With Mrs. JiLS out of town for a few days, I had this evening to myself. With the rare and perfect weather we were enjoying tonight, and after a marvelous Manhattan at the Matchbox (love those brandied cherries), I decided to eat outdoors in the courtyard at Timo. For whatever reason, I'd never been here when it was known as Thyme, and maybe that's my loss. Because, while it had many strong points and was clearly the work of a talented kitchen, my dinner at Timo tonight was, overall, unimpressive and I would not be likely to make a return visit based on this meal. If Timo were beamed down into, oh, I don't know, Chattanooga ... it would be one of the five best restaurants in town; but there are just too many opportunities for better meals, of the same general type, at comparable prices here in Chicago for me to be terribly inclined to return to Timo.
I began with an appetizer special of three tiny crab cakes topped with guacamole and surrounded by mixed greens. I'll start with the two highly positive things I can say about this dish: (1) the greens were excellent and (2) the crab cakes were very expertly cooked, perfectly crisp. Unfortunately, the crab cakes themselves were really quite mediocre. First complaint: not enough crab. Second: crab and filling had been run through the Cuisinart to the point that there was no texture at all; it was just a soft, runny crabulum, with a couple of pimientos mixed in for color. The server offered a shot of cracked pepper; I wish I'd said "Yes." I've only ever had a Baltimore crab cake in the form of a frozen pair I bought at the airport a few years back; poor example as that may be, it was far more delicious than the weak, barely-crabby crab cake that Timo was serving tonight. As an example of a restaurant with similar ambitions and much greater success regarding the crab cakes, I'd like to recommend to Timo's chef the example of Crofton on Wells, where even after a five year absence I recall getting the kind of meaty, crabby crab cake I was missing at Timo tonight. Also, while the guac was fresh and reasonably tasty, it was an oddball condiment for a crabcake, and certainly overwhelmed the very mild, almost crab-free flavor of these crab cakes.
My entree was duck breast served with a lovely, delicious hunk of polenta, truffled honey (a new condiment to me that was indescribably delicious), olives and fennel, plus a nice layer of fresh spinach. This dish was peculiar, like a painting you hate, but in a frame you just love. What am I getting at? The duck breast was just plain lousy. First, it was not cooked correctly. Promised medium rare, it was almost well done, with only a hint of pink in some of the slices, and the rest cooked -- very thoroughly -- to a complete greyness. Second, the duck was of an inferior quality. I'm a big duck eater, and I've had the good, the great and the so-so. This was not even quite to the so-so level. For lack of a better descriptor, I'll just say that the duck tasted like it had been frozen in a cryovac and re-heated. I'm not saying that's what Timo actually did (EL POLLO LOCO LIBEL ALERT ON HIGH!!!); but it was a sad, flavor-sapped duck I was served tonight. But then, everything else on the plate was fantastic, including that fantastic polenta, that was
almost as good as my Mom's fried mush.
The wine list had reasonably interesting choices, but mind-bogglingly over priced, in some cases almost a 4X markup. Wines that retail at under $10 were priced at $35 plus. I could scarcely believe I was paying $8.00 for a glass of Castle Rock Pinot Noir. Ah, well; at least the glassware was top notch Riedling or something similar!
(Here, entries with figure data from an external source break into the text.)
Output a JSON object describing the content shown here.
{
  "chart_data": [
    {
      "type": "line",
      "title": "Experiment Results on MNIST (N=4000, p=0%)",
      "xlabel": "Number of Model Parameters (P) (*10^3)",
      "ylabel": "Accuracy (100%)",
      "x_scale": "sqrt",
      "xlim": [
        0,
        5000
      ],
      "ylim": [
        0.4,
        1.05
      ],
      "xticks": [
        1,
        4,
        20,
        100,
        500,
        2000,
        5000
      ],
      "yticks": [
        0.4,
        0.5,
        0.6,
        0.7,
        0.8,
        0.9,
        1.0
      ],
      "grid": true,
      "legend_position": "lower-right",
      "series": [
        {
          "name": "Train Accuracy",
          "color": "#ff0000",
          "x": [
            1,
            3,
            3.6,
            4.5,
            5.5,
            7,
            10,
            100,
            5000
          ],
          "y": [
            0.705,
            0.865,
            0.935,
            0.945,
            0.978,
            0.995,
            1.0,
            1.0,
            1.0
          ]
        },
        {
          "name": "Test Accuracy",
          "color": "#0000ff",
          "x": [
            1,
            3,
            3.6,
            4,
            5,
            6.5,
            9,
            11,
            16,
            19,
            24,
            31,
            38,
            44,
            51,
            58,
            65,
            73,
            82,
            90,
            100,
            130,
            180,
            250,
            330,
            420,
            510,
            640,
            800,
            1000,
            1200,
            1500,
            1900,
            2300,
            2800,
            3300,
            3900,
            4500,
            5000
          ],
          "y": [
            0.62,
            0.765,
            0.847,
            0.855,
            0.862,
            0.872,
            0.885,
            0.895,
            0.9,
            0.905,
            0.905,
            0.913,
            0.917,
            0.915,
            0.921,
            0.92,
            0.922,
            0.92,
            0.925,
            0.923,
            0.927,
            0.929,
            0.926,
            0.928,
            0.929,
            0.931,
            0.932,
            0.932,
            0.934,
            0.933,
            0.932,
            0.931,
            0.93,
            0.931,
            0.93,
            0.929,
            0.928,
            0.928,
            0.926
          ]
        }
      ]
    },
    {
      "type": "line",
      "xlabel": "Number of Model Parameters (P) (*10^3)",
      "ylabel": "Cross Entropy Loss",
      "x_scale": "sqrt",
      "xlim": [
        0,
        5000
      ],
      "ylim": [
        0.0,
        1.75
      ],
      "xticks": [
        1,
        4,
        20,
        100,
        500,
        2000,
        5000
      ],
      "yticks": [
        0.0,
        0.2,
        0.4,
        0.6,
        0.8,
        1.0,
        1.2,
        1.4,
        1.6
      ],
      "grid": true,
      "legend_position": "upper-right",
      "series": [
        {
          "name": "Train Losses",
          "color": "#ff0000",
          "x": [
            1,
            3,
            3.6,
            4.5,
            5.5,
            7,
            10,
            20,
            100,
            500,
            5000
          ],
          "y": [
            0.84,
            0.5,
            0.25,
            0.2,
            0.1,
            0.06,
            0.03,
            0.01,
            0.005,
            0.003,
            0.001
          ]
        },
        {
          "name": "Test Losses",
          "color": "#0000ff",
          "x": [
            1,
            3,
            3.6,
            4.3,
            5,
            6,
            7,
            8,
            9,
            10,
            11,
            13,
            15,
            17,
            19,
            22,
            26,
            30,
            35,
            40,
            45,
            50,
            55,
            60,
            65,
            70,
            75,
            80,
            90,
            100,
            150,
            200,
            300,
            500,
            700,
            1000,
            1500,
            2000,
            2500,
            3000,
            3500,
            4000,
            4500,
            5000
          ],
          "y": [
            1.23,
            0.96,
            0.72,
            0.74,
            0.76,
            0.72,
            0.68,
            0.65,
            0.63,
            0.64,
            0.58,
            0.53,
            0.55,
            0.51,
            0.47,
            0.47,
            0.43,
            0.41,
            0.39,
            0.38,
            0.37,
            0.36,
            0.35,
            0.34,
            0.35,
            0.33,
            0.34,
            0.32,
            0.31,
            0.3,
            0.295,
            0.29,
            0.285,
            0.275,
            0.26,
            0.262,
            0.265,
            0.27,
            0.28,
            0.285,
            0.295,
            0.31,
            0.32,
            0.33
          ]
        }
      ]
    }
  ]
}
One other observation. Maybe it was because I sat down right around 6:00, but if I'd been blindfolded and dropped off at Timo by a kidnapper, from the demographic of my fellow diners, I would have fully believed I was eating in, e.g., Northfield or Arlington Heights. I'm looking at 40 this October, but I was a good 25 years younger than the average diner in the Timo courtyard this evening, and I am not exaggerating that one bit. And they all just had that look that, if you've spent the time I have dining in the North Shore, you just recognize -- that just-off-the-links or tennis court, my Polo shirt cost $175 look. From some of the chatter (on which, as usual, I eavesdropped shamelessly), I got the impression that Timo must be a prime choice for the pre-theater crowd -- which was likely skewed by the early hour of my meal, but still; it was obvious and curious.
One final note, possibly related to the above observation. Maybe I emit an LTH pheromone, but for whatever reason, the soup tonight was described to me as, simply, Vichyssoise, whereas, without exception, every other table was told that the soup was a "cold potato and leek soup." Maybe that's because everybody else was asking what "Vichyssoise" was. Anyway, that sort of almost insane dumbing down (who doesn't know what Vichyssoise is?) was another reason I felt like I was in Northfield...or Terre Haute.
(NOTE: I have sufficient Suburban Chicago/North Shore bona fides to ridicule that demo as I see fit. Eleven years as a renter and homeowner, divided among Glenview, Buffalo Grove, Libertyville and Northbrook, 1991 - 2002. I paid $18,000 in property taxes to Libertyville alone. Just so you know how to properly phrase/premise your excoriations.)